Prattville residents say code enforcement removed property without warning, billed cleanup
Prattville residents told the council city crews took porch property from a fenced home, then sent a $560 cleanup bill after notice tied only to a parked car.

Multiple Prattville residents pressed the City Council Tuesday evening over what they said was code enforcement gone too far, after city crews removed property from private homes without, they said, clear warning and then billed them for the cleanup. For Lori Herring, a Prattville resident and board member with Eagle Forum of Alabama, the dispute centered on a $560 bill and a back porch she said was never mentioned in the city’s notice.
Herring told council members that the city first contacted her about a car parked in her driveway and left a packet on her front door. After her son towed the car, she said a code enforcement officer came by to confirm it was gone, and she believed the matter had ended. Several weeks later, she said, city workers returned and removed items from the back porch area of her home. Because the yard was fenced, she said the porch and backyard were not visible from the street.

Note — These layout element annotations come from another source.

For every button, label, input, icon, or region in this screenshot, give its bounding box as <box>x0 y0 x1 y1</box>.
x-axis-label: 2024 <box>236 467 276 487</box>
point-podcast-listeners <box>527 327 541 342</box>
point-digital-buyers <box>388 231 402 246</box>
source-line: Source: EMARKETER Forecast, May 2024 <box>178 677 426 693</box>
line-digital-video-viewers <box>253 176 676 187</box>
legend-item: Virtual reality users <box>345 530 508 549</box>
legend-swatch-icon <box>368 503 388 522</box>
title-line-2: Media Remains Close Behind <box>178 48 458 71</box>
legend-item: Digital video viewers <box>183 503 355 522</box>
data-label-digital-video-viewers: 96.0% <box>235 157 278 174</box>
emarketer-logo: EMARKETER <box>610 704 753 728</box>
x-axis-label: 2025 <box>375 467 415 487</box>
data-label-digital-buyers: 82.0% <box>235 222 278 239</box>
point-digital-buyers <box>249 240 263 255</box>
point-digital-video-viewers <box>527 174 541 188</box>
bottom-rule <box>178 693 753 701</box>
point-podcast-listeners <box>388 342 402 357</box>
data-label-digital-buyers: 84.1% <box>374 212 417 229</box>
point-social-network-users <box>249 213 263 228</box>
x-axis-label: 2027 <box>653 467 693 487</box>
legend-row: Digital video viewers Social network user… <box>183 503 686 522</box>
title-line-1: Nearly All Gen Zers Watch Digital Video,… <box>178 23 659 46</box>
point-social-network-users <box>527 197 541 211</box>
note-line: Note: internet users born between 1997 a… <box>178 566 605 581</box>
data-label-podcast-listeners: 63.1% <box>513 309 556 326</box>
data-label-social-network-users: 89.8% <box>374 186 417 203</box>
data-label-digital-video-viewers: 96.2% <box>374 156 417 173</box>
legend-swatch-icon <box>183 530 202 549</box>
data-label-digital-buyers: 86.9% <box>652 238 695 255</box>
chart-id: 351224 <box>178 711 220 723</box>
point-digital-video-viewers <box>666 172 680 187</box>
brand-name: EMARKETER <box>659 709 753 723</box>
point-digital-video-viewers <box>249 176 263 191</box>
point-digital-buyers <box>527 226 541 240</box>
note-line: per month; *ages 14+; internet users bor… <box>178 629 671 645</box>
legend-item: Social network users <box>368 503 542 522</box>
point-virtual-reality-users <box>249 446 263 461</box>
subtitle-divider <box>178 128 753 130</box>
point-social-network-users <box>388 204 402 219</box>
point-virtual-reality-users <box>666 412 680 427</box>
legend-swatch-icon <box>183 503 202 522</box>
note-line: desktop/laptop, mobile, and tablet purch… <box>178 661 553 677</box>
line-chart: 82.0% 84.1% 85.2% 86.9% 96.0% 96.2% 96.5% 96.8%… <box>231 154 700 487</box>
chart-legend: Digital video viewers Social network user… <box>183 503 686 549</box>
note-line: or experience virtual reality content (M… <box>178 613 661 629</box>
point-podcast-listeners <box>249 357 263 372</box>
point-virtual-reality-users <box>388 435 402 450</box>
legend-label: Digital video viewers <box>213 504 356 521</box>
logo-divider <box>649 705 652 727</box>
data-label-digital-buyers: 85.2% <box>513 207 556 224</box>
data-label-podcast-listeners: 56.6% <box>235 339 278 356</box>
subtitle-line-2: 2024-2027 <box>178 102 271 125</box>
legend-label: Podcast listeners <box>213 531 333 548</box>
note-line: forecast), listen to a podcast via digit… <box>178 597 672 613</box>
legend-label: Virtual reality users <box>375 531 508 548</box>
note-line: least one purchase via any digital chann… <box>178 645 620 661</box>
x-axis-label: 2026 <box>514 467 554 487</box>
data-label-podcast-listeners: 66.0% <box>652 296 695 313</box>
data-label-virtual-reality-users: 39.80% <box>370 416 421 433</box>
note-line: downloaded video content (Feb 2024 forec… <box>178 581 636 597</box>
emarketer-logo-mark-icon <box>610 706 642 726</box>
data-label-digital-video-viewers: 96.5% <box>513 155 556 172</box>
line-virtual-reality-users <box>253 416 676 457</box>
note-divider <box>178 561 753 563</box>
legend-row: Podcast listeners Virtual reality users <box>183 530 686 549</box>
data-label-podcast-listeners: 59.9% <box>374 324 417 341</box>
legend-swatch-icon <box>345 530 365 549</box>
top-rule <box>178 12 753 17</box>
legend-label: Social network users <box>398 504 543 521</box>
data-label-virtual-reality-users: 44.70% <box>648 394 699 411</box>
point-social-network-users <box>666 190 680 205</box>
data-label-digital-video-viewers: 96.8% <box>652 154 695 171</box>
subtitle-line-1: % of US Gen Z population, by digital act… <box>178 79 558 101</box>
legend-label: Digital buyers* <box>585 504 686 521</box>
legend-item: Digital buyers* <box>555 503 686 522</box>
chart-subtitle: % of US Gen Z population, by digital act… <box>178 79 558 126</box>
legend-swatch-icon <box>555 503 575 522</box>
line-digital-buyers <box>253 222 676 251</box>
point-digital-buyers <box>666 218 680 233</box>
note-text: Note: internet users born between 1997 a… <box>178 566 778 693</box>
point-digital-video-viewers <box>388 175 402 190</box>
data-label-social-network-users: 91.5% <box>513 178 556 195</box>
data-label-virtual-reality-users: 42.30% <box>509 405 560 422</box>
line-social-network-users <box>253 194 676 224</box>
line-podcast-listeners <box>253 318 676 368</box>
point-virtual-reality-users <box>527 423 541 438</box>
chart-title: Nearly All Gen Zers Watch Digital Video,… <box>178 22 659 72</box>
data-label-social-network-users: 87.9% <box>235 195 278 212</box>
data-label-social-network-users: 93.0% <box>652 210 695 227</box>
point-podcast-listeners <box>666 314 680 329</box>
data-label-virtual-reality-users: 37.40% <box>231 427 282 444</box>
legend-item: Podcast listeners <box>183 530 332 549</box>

She said the items included antiques, cake-decorating equipment she uses for family and friends, belongings from her late father and newer items she had bought while organizing the space.

Herring said the notice she received referenced the car but never mentioned the porch contents, and she argued that she was never told the items would be treated as rubbish or taken before the council. Mayor Bill Gillespie Jr. said the city believed notice had been provided, but the council appeared to acknowledge at least tentatively that the written notice did not mention the porch belongings.
The dispute sits inside a broader enforcement system already on the books in Prattville. The city says its code enforcement inspector is responsible for enforcing ordinances passed by the council that abate nuisances affecting health, safety and welfare. An ordinance adopted April 2, 2024, and approved by Gillespie Jr. and Council President Lora Lee Boone, amended Chapter 46, Section 46-4, to make it unlawful to keep garbage, rubbish, waste, offensive materials or other refuse in a way that becomes offensive or harmful to health or likely to cause disease. It also authorizes code enforcement inspection of premises. The ordinance carves out an exception for materials stacked neatly off the ground and actively used in an ongoing construction, remodeling or rebuilding project.
Prattville’s sanitation rules, tightened again when amended solid-waste ordinances passed Oct. 1, 2024, distinguish between bulk waste and rubbish. Bulk waste includes large appliances, mattresses, furniture, bicycles, do-it-yourself construction debris and other bulky items. Curbside pickup of excess trash or bulky items requires a fee, paid in advance and scheduled through the Sanitation Department. The city’s code also says certain violations can carry fines from $1 to $500, plus possible imprisonment or hard labor of up to six months.
Prattville has used nuisance abatements before, with council resolutions authorizing the city to clear overgrown grass, weeds, garbage and rubbish at private properties and charge the costs back to owners. That makes Herring’s case more than a single cleanup dispute: it is a test of how the city warns residents, what it can remove, and how far its billing authority reaches once code enforcement decides a property is a nuisance.